Respondent relies on Rogallo v. United States, 475 F.2d 1, 4-5 (4th Cir. 1973). See also Rev. Rul. 69-129, 1969-1 C.B. 35.

We note, however, that Rogallo v. United States, supra, suggests that any award by NASA under the authority of sec. 306 may, as a matter of law, be compensatory. See 475 F.2d at 5.

We have previously sustained respondent’s regulations and set forth the supporting legislative history. See Denniston v. Commissioner, 41 T.C. 667 (1964), affd. per curiam 343 F.2d 312 (D.C. Cir. 1965).

We do not consider that the fact that Engel valued the oblique-wing design at only $1,500 to $2,000 comes close to satisfying petitioners’ burden. On the other hand, we have accorded little significance to the fact that NASA withheld income tax from the award. Cf. Meehan v. Commissioner, 66 T.C. 794, 804 (1976); Bhalla v. Commissioner, 35 T.C. 13, 17 (1960).

Petitioners’ brief states:

"It is a matter of stipulated fact that career achievements that cause [sic] the board to decide upon $15,000.00 rather than $2,000.00 were all conceived and published by the petitioner years before the existence of NASA * * * was even conceived.”

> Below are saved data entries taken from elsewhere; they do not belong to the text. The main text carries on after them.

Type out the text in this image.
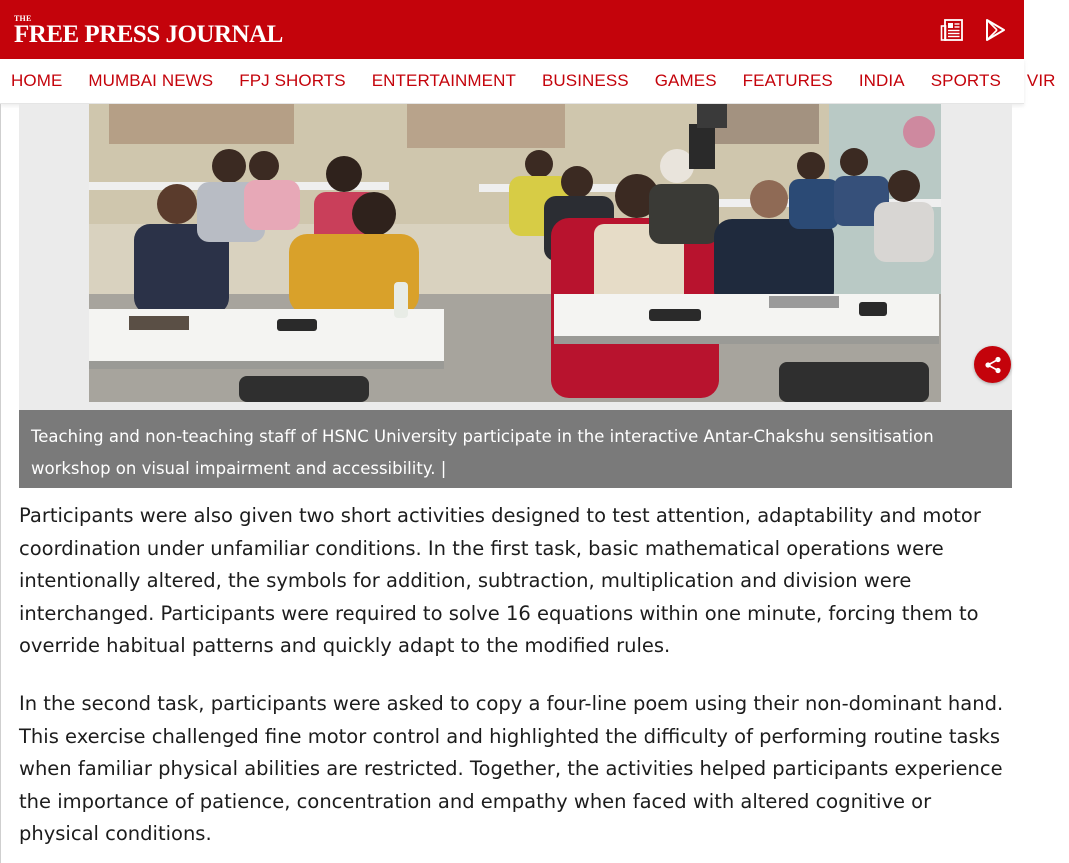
THE
FREE PRESS JOURNAL
HOME	MUMBAI NEWS	FPJ SHORTS	ENTERTAINMENT	BUSINESS	GAMES	FEATURES	INDIA	SPORTS	VIR
Teaching and non-teaching staff of HSNC University participate in the interactive Antar-Chakshu sensitisation workshop on visual impairment and accessibility. |

Participants were also given two short activities designed to test attention, adaptability and motor coordination under unfamiliar conditions. In the first task, basic mathematical operations were intentionally altered, the symbols for addition, subtraction, multiplication and division were interchanged. Participants were required to solve 16 equations within one minute, forcing them to override habitual patterns and quickly adapt to the modified rules.

In the second task, participants were asked to copy a four-line poem using their non-dominant hand. This exercise challenged fine motor control and highlighted the difficulty of performing routine tasks when familiar physical abilities are restricted. Together, the activities helped participants experience the importance of patience, concentration and empathy when faced with altered cognitive or physical conditions.
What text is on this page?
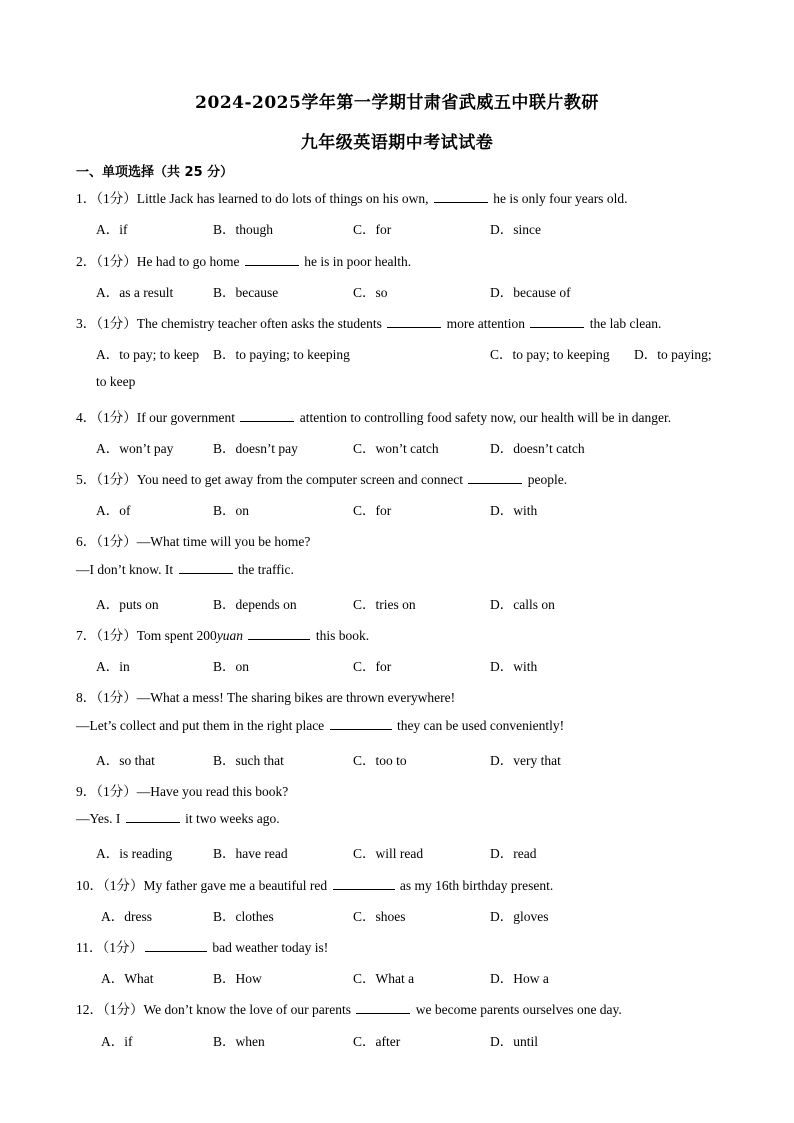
2024-2025学年第一学期甘肃省武威五中联片教研
九年级英语期中考试试卷
一、单项选择（共 25 分）
1．（1分）Little Jack has learned to do lots of things on his own,	he is only four years old.
A．if	B．though	C．for	D．since
2．（1分）He had to go home	he is in poor health.
A．as a result	B．because	C．so	D．because of
3．（1分）The chemistry teacher often asks the students	more attention	the lab clean.
A．to pay; to keep B．to paying; to keeping	C．to pay; to keeping D．to paying;
to keep
4．（1分）If our government	attention to controlling food safety now, our health will be in danger.
A．won’t pay	B．doesn’t pay	C．won’t catch	D．doesn’t catch
5．（1分）You need to get away from the computer screen and connect	people.
A．of	B．on	C．for	D．with
6．（1分）—What time will you be home?
—I don’t know. It	the traffic.
A．puts on	B．depends on	C．tries on	D．calls on
7．（1分）Tom spent 200yuan	this book.
A．in	B．on	C．for	D．with
8．（1分）—What a mess! The sharing bikes are thrown everywhere!
—Let’s collect and put them in the right place	they can be used conveniently!
A．so that	B．such that	C．too to	D．very that
9．（1分）—Have you read this book?
—Yes. I	it two weeks ago.
A．is reading	B．have read	C．will read	D．read
10．（1分）My father gave me a beautiful red	as my 16th birthday present.
A．dress	B．clothes	C．shoes	D．gloves
11．（1分）	bad weather today is!
A．What	B．How	C．What a	D．How a
12．（1分）We don’t know the love of our parents	we become parents ourselves one day.
A．if	B．when	C．after	D．until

This fact has not been stipulated. In fact, the record indicates that petitioner made significant contributions to aeronautics while he was employed by NASA. The "Collected Works of Robert T. Jones” includes papers on aeronautics dated during his employment by NASA. See p. 1013 supra.

Sec. 102(a) provides:

(a) General Rule. — Gross income does not include the value of property acquired by gift, bequest, devise, or inheritance.

Contrary to petitioner’s assertions, conclusory statements by two NASA employees, who were not members of the NASA Inventions and Contributions Board, that the award was intended to be honorific rather than compensatory are insufficient to satisfy the burden of proof. We note that no member of the Board testified.